Protein misfolding and aggregation in the human organ and tissue system could lead to a series of serious neurodegenerative diseases, such as Alzheimer's [1], [2], Parkinson's disease [3] and type Ⅱ diabetes mellitus [4], [5]. The formed protein aggregates were named amyloid fibrils. It was well known that the formed amyloid fibrils were rich in β-sheet structure [6]. Until now, there was no effective therapy to cure these diseases. Retarding the formation of amyloid fibrils or destroying the formed amyloid fibrils were considered as effective methods for treatment of these protein diseases [7], [8], [9]. A large number of studies have been performed to synthesize or screen the inhibitor to prevent the formation of amyloid fibrils [10], [11]. Nowadays, many synthesized and natural extracted compounds have been studied to evaluate their influences on the procedure of amyloid fibrillation [12], [13].

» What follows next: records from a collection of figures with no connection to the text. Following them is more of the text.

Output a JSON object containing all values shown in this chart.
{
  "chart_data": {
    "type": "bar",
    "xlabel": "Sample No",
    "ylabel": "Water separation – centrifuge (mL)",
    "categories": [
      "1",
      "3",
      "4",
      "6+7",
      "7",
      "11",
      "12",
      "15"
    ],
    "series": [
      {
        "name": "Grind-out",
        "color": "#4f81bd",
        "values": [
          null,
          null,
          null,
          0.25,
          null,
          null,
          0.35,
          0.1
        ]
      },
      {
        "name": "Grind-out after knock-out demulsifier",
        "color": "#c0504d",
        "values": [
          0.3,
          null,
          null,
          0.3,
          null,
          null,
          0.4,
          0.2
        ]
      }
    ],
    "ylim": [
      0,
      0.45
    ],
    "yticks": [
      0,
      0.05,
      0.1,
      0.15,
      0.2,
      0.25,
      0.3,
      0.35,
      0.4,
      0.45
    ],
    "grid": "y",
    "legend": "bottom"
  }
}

Quantum dots, as a kind of nanomaterials, have received a lot of attention in recent years. It could be divided into inorganic and organic quantum dots. Inorganic quantum dots were usually utilized in semiconducting and optical fields [14], [15]. However, they were rarely used in biomedical field due to their cytotoxicity to the human body. Organic quantum dots were mainly composed of carbon elements, and they were also known as carbon quantum dots (CQDs) [16]. They were extensively utilized in biological, medical and biochemical fields because of their good biocompatibility and non-cytotoxicity to the human body [17], [18]. They were also reported as inhibitor on amyloid fibrillation of protein. Despite of these reports, the development of new CQDs-based inhibitor on amyloidosis still remained elusive and required further efforts.

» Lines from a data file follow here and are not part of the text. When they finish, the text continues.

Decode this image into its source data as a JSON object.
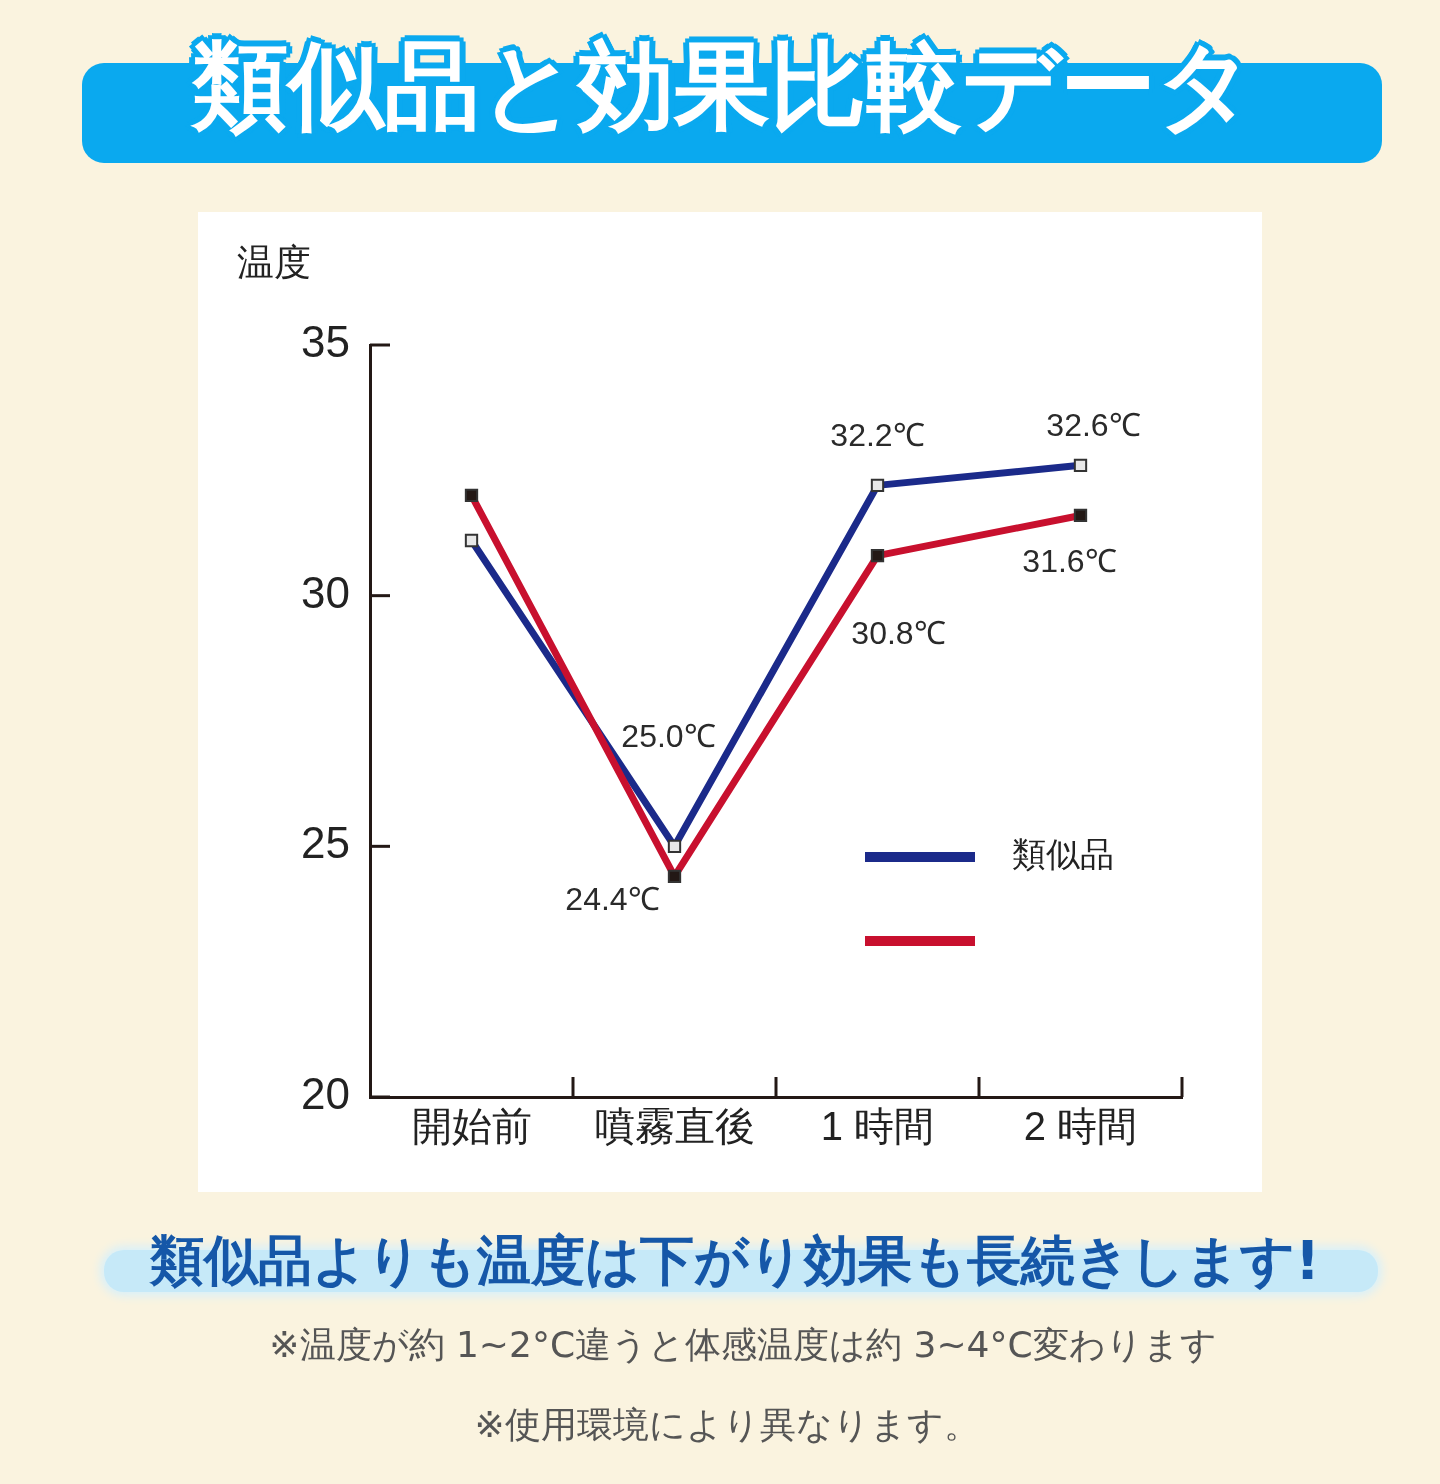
{
  "chart_data": {
    "type": "line",
    "title": "類似品と効果比較データ",
    "subtitle": "類似品よりも温度は下がり効果も長続きします!",
    "ylabel": "温度",
    "categories": [
      "開始前",
      "噴霧直後",
      "1 時間",
      "2 時間"
    ],
    "series": [
      {
        "name": "類似品",
        "color": "#1b2a8a",
        "values": [
          31.1,
          25.0,
          32.2,
          32.6
        ],
        "value_labels": [
          null,
          "25.0℃",
          "32.2℃",
          "32.6℃"
        ]
      },
      {
        "color": "#c8102e",
        "values": [
          32.0,
          24.4,
          30.8,
          31.6
        ],
        "value_labels": [
          null,
          "24.4℃",
          "30.8℃",
          "31.6℃"
        ]
      }
    ],
    "ylim": [
      20,
      35
    ],
    "yticks": [
      20,
      25,
      30,
      35
    ],
    "grid": false,
    "legend": "right",
    "marker": "square",
    "line_style": "solid",
    "annotations": [
      "※温度が約 1~2°C違うと体感温度は約 3~4°C変わります",
      "※使用環境により異なります。"
    ]
  }
}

Carbon quantum dots could be synthesized through top-down or bottom-up methods. In bottom-up methods, the precursor molecules firstly reacted to form polymer molecule and the polymer molecule was further carbonized under high temperature to obtain the carbon quantum dots [14], [19]. These kinds of carbon quantum dots could be named carbonized polymer dots (CPDs). The structure of precursor could be partly inherited to CPDs and the properties of the CPDs were closely related to the precursor molecules, which was important for the design of CPDs as inhibitors on protein amyloid aggregation.

Flavonoid compound, as a kind of natural substance, possessed many pharmacological activities, such as anti-oxidant, anti-inflammatory, anti-cancer properties [5], [9], [20]. It was also reported that many flavonoid compounds could intervene the protein amyloid aggregation [21], [22]. However, organic solvent must be added in the fibrillation experiment due to their poor water-solubility, which greatly limited their application as drugs in clinical medicine [23], [24]. The application of flavonoid compounds in medicine as drugs would be broadened if their water-solubility was increased.

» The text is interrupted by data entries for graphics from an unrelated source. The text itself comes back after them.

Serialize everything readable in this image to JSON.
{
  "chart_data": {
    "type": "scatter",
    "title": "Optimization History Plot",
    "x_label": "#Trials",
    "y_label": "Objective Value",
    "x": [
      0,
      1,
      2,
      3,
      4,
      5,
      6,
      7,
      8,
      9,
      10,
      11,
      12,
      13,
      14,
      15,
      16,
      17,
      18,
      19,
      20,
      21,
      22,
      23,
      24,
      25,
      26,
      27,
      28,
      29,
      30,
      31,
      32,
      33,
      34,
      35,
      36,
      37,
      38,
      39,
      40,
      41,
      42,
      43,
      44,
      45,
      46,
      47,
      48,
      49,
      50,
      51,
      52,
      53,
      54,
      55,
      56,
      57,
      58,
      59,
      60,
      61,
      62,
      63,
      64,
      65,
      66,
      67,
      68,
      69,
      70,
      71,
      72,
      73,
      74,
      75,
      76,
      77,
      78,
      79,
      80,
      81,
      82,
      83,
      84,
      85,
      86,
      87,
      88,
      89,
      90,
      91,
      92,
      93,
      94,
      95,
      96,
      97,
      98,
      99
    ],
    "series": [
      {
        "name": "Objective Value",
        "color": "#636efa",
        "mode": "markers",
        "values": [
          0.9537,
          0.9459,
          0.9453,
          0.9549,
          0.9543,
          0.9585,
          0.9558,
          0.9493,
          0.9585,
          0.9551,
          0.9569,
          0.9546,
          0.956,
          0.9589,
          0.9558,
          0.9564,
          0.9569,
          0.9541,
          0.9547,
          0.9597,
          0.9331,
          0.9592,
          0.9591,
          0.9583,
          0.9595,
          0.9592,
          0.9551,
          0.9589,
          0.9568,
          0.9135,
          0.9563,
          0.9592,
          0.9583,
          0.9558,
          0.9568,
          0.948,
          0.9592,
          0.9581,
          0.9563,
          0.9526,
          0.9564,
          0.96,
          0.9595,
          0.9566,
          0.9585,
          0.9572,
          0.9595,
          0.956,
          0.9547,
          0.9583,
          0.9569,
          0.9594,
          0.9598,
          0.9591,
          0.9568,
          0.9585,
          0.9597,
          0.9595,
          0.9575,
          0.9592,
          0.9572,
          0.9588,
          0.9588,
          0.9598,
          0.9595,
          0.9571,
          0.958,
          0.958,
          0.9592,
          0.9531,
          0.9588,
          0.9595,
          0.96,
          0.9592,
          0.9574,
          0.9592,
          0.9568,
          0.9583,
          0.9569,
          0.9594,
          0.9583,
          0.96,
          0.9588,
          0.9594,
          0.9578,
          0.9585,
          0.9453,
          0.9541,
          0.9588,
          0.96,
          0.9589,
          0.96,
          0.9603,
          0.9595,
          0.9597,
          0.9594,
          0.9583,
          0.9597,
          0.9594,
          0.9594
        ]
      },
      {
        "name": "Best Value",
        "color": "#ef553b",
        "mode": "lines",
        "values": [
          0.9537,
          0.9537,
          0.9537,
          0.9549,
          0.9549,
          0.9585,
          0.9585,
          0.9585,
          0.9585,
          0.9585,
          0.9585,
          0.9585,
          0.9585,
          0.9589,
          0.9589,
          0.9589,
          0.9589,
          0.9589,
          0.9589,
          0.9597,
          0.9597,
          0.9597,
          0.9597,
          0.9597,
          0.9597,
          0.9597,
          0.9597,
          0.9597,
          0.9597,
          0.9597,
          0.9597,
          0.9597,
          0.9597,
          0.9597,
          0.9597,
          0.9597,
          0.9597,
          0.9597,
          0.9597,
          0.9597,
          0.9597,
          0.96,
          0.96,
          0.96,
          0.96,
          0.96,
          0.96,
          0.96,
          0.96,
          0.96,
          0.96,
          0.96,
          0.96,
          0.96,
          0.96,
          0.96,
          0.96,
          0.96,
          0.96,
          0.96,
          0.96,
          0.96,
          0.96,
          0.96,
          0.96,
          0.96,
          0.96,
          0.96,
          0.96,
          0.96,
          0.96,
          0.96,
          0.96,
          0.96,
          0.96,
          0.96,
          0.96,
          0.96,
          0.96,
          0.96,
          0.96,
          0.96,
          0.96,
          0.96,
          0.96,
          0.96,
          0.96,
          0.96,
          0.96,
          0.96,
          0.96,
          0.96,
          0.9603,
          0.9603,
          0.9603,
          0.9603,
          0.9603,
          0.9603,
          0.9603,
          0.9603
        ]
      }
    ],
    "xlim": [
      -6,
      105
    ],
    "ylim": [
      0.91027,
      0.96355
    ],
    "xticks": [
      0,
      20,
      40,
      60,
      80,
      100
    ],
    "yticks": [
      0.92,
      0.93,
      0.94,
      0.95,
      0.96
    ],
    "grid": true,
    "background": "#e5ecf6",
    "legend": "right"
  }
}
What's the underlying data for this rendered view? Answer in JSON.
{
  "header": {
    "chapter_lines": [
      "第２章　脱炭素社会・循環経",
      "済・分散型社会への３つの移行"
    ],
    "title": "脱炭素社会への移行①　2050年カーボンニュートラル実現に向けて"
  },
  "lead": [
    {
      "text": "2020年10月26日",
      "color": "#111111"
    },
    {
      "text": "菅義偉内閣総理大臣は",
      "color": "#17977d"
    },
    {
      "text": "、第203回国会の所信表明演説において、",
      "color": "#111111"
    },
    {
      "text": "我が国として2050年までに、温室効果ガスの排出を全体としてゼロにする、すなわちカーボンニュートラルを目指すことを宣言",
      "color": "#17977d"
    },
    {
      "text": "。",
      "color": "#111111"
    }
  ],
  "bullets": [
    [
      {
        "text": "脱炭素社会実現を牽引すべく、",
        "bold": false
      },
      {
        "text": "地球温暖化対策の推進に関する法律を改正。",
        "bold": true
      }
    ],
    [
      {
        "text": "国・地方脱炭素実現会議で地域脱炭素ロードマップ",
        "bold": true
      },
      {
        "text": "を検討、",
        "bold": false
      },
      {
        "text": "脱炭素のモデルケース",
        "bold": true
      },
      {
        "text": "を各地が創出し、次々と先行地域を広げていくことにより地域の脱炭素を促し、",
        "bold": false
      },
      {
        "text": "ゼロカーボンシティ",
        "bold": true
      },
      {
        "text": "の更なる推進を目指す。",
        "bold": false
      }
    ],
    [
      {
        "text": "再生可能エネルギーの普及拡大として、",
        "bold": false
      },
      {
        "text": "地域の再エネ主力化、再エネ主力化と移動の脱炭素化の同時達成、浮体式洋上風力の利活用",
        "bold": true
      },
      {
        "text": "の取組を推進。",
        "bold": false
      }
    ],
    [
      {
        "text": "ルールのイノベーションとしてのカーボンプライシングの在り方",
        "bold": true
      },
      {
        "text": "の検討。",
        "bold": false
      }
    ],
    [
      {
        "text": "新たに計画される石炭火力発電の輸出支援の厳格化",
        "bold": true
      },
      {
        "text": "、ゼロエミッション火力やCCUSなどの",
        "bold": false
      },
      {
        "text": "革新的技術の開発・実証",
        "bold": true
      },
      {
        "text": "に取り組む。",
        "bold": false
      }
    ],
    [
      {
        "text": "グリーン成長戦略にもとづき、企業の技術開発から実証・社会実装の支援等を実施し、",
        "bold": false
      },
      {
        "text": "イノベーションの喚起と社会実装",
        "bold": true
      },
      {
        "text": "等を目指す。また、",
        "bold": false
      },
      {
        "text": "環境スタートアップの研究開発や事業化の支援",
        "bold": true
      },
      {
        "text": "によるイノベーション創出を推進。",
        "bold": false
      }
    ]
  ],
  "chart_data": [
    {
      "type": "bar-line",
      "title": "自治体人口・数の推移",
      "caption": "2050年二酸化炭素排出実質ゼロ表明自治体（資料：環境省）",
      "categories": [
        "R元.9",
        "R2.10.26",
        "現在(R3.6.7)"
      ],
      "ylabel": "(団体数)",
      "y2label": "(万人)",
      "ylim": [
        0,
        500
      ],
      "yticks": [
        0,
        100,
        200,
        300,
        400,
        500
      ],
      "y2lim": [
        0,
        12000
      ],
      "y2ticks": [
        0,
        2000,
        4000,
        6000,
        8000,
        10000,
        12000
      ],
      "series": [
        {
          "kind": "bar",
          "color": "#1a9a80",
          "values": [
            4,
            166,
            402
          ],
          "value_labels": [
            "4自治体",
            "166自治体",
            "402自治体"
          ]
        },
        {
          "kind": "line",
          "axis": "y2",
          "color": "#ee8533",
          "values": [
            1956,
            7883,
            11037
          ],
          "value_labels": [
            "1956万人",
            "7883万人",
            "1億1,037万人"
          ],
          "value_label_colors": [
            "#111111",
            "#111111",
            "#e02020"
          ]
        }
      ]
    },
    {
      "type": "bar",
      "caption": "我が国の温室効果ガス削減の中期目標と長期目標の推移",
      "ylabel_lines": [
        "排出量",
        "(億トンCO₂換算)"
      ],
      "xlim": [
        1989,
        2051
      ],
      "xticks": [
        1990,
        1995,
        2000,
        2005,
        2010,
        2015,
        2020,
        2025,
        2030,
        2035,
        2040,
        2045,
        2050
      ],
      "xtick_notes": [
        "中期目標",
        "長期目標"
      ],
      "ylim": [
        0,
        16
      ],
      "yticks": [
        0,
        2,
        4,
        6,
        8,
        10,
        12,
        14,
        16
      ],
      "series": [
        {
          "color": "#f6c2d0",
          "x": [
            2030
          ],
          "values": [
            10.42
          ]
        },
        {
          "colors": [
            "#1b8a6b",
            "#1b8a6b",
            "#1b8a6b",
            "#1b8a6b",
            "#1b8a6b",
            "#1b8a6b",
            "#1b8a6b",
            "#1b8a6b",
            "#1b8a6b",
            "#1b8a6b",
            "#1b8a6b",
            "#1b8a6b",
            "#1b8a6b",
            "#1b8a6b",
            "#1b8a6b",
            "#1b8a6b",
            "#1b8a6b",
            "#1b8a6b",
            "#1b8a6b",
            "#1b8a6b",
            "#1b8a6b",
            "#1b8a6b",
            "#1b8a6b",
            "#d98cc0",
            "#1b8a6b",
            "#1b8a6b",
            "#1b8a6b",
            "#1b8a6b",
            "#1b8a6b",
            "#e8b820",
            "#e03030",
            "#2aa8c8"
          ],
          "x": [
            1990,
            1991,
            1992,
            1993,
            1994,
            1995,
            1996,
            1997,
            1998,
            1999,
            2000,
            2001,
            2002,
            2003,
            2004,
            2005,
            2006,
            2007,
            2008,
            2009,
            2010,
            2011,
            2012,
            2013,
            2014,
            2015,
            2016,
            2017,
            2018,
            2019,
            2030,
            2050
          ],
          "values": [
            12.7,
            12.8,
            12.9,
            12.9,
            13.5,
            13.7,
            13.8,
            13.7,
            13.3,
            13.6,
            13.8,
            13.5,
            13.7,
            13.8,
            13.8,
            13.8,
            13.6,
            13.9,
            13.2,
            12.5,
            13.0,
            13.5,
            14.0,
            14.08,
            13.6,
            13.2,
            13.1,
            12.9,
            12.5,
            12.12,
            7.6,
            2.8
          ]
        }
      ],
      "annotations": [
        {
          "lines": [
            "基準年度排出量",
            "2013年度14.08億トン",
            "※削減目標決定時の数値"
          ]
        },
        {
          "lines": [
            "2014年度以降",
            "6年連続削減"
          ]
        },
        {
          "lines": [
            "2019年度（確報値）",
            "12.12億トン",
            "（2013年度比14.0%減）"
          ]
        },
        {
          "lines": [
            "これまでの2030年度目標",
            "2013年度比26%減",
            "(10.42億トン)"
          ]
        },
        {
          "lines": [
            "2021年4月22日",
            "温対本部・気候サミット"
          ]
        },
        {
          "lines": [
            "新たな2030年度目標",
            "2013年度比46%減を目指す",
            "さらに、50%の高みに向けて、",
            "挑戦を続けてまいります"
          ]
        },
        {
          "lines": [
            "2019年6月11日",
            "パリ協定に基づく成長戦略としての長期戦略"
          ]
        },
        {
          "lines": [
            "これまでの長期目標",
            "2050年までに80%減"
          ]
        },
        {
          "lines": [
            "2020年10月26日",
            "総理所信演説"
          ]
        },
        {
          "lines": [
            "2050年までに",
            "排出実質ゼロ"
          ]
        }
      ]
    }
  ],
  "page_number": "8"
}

The objective of this research was to obtain flavonoid-derived CPDs with good water-solubility through green synthesis method and the bioactivities of flavonoid compounds also could be retained in the CPDs. Four CPDs were prepared using four flavonoid compounds with different number of phenolic hydroxyl groups as precursors, respectively. Meanwhile, arginine was added to react with flavonoid compounds to improve the water-solubility of prepared CPDs. The prepared CPDs, as we expected, showed good water-solubility. The influences of four CPDs on protein amyloid aggregation were further investigated using hen egg white lysozyme (HEWL) and human lysozyme (HL) as model protein in aqueous solution. All of these four CPDs could intervene the formation of amyloid fibrils and the inhibition capability was greatly related to the number of phenolic hydroxyl groups. Luteolin-derived carbonized polymer dots (CPDs-1) showed the highest inhibition ratio compared with the other three CPDs under the same experimental conditions. The inhibition ratio of CPDs-1 on HEWL and HL reached 88 % and 83 % at the concentration of 0.5 mg/mL, respectively. CPDs-1 could retard amyloid aggregation of the protein and also could disaggregate the formed mature amyloid fibrils into short aggregates. This study could provide a new strategy for treatment of amyloid related disease and open new avenue for application of CPDs in medical fields.